O lado moral da questão
Impostos são o grande motor da história. Reinos, impérios, regimes e sistemas erigiram-se, mantiveram-se e caíram graças a, ou por culpa de impostos. O imposto foi sempre uma manifestação de poder. É por isso que se chama imposto. De livre vontade ninguém ia contribuir para o bem-estar colectivo. Curiosamente, apesar de imposto o imposto está, parcialmente, na origem de formas representativas de governo. É só ver o caso americano. A que se deveu a guerra de independência? Aos impostos! Foi porque os colonos diziam que não podiam pagar impostos sem o direito de representação (no tax without representation) que eles se insurgiram contra a corôa britânica. Isto é, o poder que exige o pagamento de um imposto compromete-se com o contribuinte. Se não quer ficar arbitrário, despótico e rapinoso tem que dar ao contribuinte alguma coisa em troca. O imposto é o princípio essencial da democracia representativa, creio.
Mas o assunto é complicado e tem estado na base de toda uma discussão filosófica sem fim. Há quem ache que imposto é roubo oficial. No fundo, até porque é. Sempre foi. É só pensar em toda a história europeia. A aristocracia sempre exigiu pagamento de todo o tipo de impostos para satisfazer os seus caprichos. Há famílias aristocráticas na Europa que enriqueceram à custa, por exemplo, da venda de seus próprios súbditos para exércitos estrangeiros. Muitos dos que andaram pelas guerras coloniais nas nossas Áfricas não eram servidores leais das suas nações. Eram obrigações fiscais que enchiam os bolsos dos seus “donos”. Não admira a ideia de Marx e Engels de acabar com a propriedade privada para acabar com todos os impostos. Ao proporem isto no seu Manifesto Comunista juntamente com a ideia de Proudhon de que propriedade era roubalheira, eles estavam a reagir a uma experiência bastante negativa do imposto. Estranhamente, hoje são os círculos mais à direita do espectro político que exigem a eliminação de impostos.
Muitos apoiam-se em Adam Smith para exigir o não pagamento de impostos. Fazem recurso à sua ideia da mão invísivel do mercado para dizer que só o mercado é que pode corrigir desequilíbrios na distribuição de riqueza e oportunidades. Esquecem-se de um pormenor muito interessante. Para além de filósofo, Adam Smith era funcionário do serviço de impostos! Ele sabia da importância do imposto. Tanto sabia ele que até chegou a propor quatro critérios que deviam orientar a cobrança de impostos: (1) comportável, isto é as pessoas deviam ser capazes de o pagar (1 Metical por dia dá para pagar); (2) previsível, isto é que não dependa do humor dos detentores do poder; (3) razoável, isto é que não seja para punir pessoas pelo que fazem (neste caso o imposto de mobilidade seria um problema...); e, finalmente, (4) um imposto não devia ser complicado; o que Adam Smith tinha em mente aqui era a ideia de que um indivíduo não devia precisar de um assessor de impostos para saber como pagar o imposto; no nosso caso, a complicação deve ter em mente diminuir as oportunidades que algumas pessoas teriam de “viver” da cobrança, vulgo “corrupção”.
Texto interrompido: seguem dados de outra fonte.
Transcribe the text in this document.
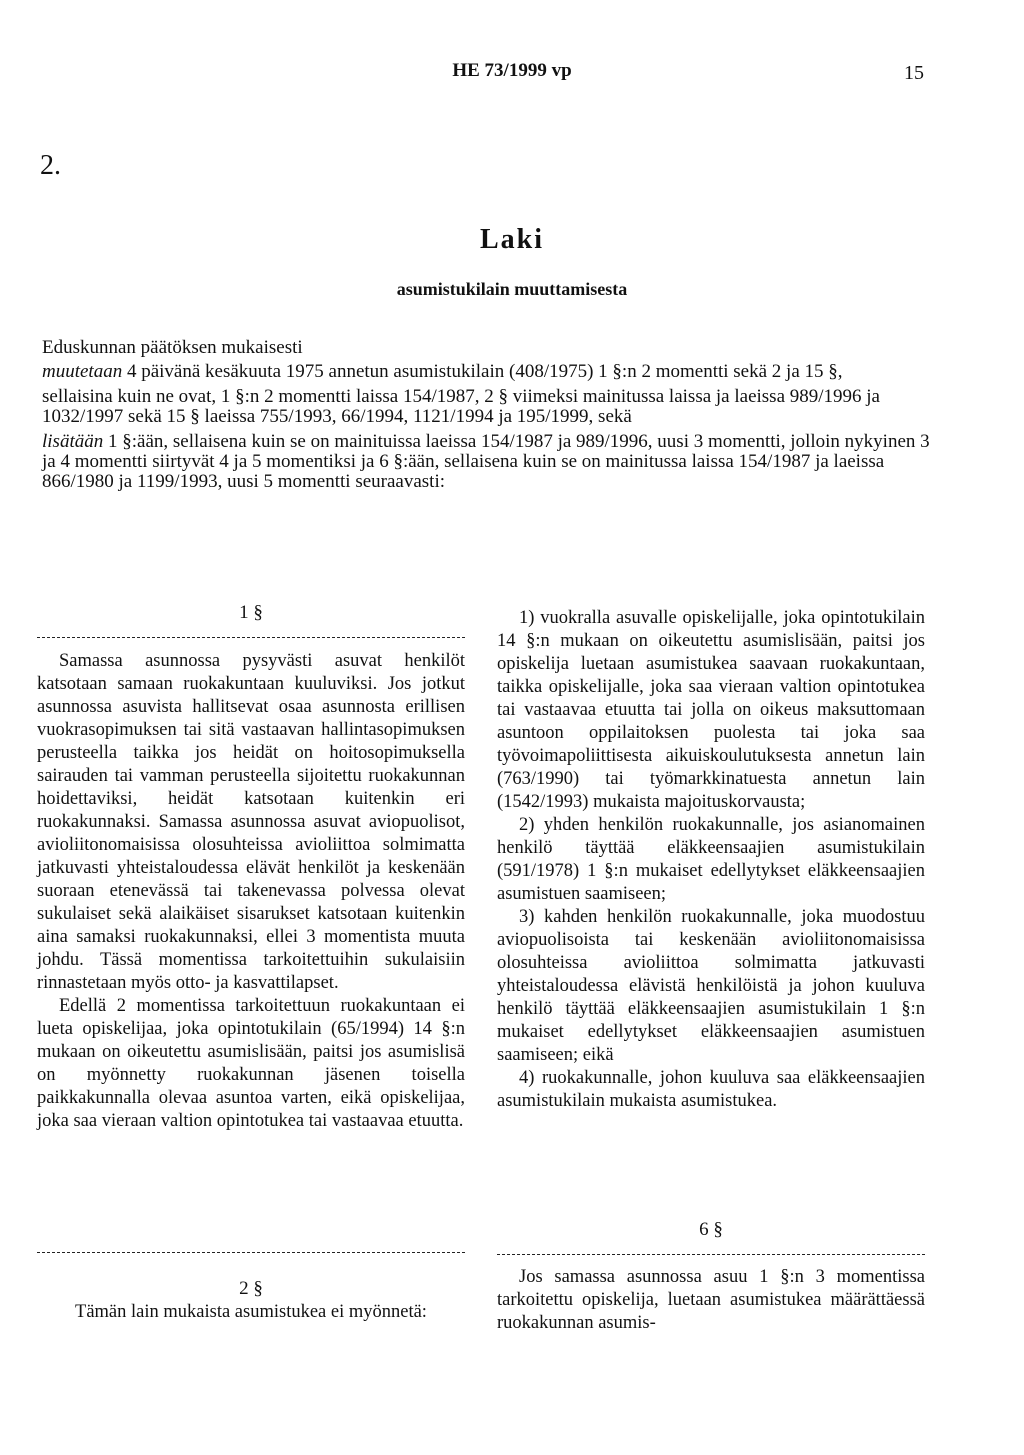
HE 73/1999 vp	15
2.
Laki
asumistukilain muuttamisesta

Eduskunnan päätöksen mukaisesti

muutetaan 4 päivänä kesäkuuta 1975 annetun asumistukilain (408/1975) 1 §:n 2 momentti sekä 2 ja 15 §,

sellaisina kuin ne ovat, 1 §:n 2 momentti laissa 154/1987, 2 § viimeksi mainitussa laissa ja laeissa 989/1996 ja 1032/1997 sekä 15 § laeissa 755/1993, 66/1994, 1121/1994 ja 195/1999, sekä

lisätään 1 §:ään, sellaisena kuin se on mainituissa laeissa 154/1987 ja 989/1996, uusi 3 momentti, jolloin nykyinen 3 ja 4 momentti siirtyvät 4 ja 5 momentiksi ja 6 §:ään, sellaisena kuin se on mainitussa laissa 154/1987 ja laeissa 866/1980 ja 1199/1993, uusi 5 momentti seuraavasti:

1 §

Samassa asunnossa pysyvästi asuvat henkilöt katsotaan samaan ruokakuntaan kuuluviksi. Jos jotkut asunnossa asuvista hallitsevat osaa asunnosta erillisen vuokrasopimuksen tai sitä vastaavan hallintasopimuksen perusteella taikka jos heidät on hoitosopimuksella sairauden tai vamman perusteella sijoitettu ruokakunnan hoidettaviksi, heidät katsotaan kuitenkin eri ruokakunnaksi. Samassa asunnossa asuvat aviopuolisot, avioliitonomaisissa olosuhteissa avioliittoa solmimatta jatkuvasti yhteistaloudessa elävät henkilöt ja keskenään suoraan etenevässä tai takenevassa polvessa olevat sukulaiset sekä alaikäiset sisarukset katsotaan kuitenkin aina samaksi ruokakunnaksi, ellei 3 momentista muuta johdu. Tässä momentissa tarkoitettuihin sukulaisiin rinnastetaan myös otto- ja kasvattilapset.

Edellä 2 momentissa tarkoitettuun ruokakuntaan ei lueta opiskelijaa, joka opintotukilain (65/1994) 14 §:n mukaan on oikeutettu asumislisään, paitsi jos asumislisä on myönnetty ruokakunnan jäsenen toisella paikkakunnalla olevaa asuntoa varten, eikä opiskelijaa, joka saa vieraan valtion opintotukea tai vastaavaa etuutta.

2 §
Tämän lain mukaista asumistukea ei myönnetä:

1) vuokralla asuvalle opiskelijalle, joka opintotukilain 14 §:n mukaan on oikeutettu asumislisään, paitsi jos opiskelija luetaan asumistukea saavaan ruokakuntaan, taikka opiskelijalle, joka saa vieraan valtion opintotukea tai vastaavaa etuutta tai jolla on oikeus maksuttomaan asuntoon oppilaitoksen puolesta tai joka saa työvoimapoliittisesta aikuiskoulutuksesta annetun lain (763/1990) tai työmarkkinatuesta annetun lain (1542/1993) mukaista majoituskorvausta;

2) yhden henkilön ruokakunnalle, jos asianomainen henkilö täyttää eläkkeensaajien asumistukilain (591/1978) 1 §:n mukaiset edellytykset eläkkeensaajien asumistuen saamiseen;

3) kahden henkilön ruokakunnalle, joka muodostuu aviopuolisoista tai keskenään avioliitonomaisissa olosuhteissa avioliittoa solmimatta jatkuvasti yhteistaloudessa elävistä henkilöistä ja johon kuuluva henkilö täyttää eläkkeensaajien asumistukilain 1 §:n mukaiset edellytykset eläkkeensaajien asumistuen saamiseen; eikä

4) ruokakunnalle, johon kuuluva saa eläkkeensaajien asumistukilain mukaista asumistukea.

6 §

Jos samassa asunnossa asuu 1 §:n 3 momentissa tarkoitettu opiskelija, luetaan asumistukea määrättäessä ruokakunnan asumis-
A nossa questão é de saber o que justifica a cobrança de impostos e se importa que essa coisa tenha alguma relação com o que é tributado. Não sei. Por mim, se os princípios que sustentam o Estado assentam na ideia de que é responsabilidade desse Estado criar condições para que cada um de nós resolva os seus problemas, não vejo porque o Estado não poderia arranjar seja qual fosse o motivo para cobrar os impostos que lhe vão permitir fazer isso. Será este um caso dos fins que justificam os meios? Não sei? Será que não importariam as injustiças cometidas contra certos grupos no interior da sociedade? Não sei. Podia-se, em princípio, cobrar imposto de beleza, elegância, lazer, ar, água, mobilidade, preguiça, etc. O que importa, num primeiro momento, é ter receitas para o Estado. Num segundo momento importaria, naturalmente, ter de discutir o uso que se faz dessas receitas. O mais importante parece-me ser a possibilidade que o pagamento de imposto nos oferece de tornar a acção do Estado nosso assunto. Quem paga imposto está a comprar o direito de participação nos assuntos públicos. É uma das formas mais potentes de “empowerment”, julgo. E, se calhar, o nosso problema em Moçambique é que somos poucos a pagar impostos, fora o IVA que penaliza os pobres sem lhes dar direitos de participação.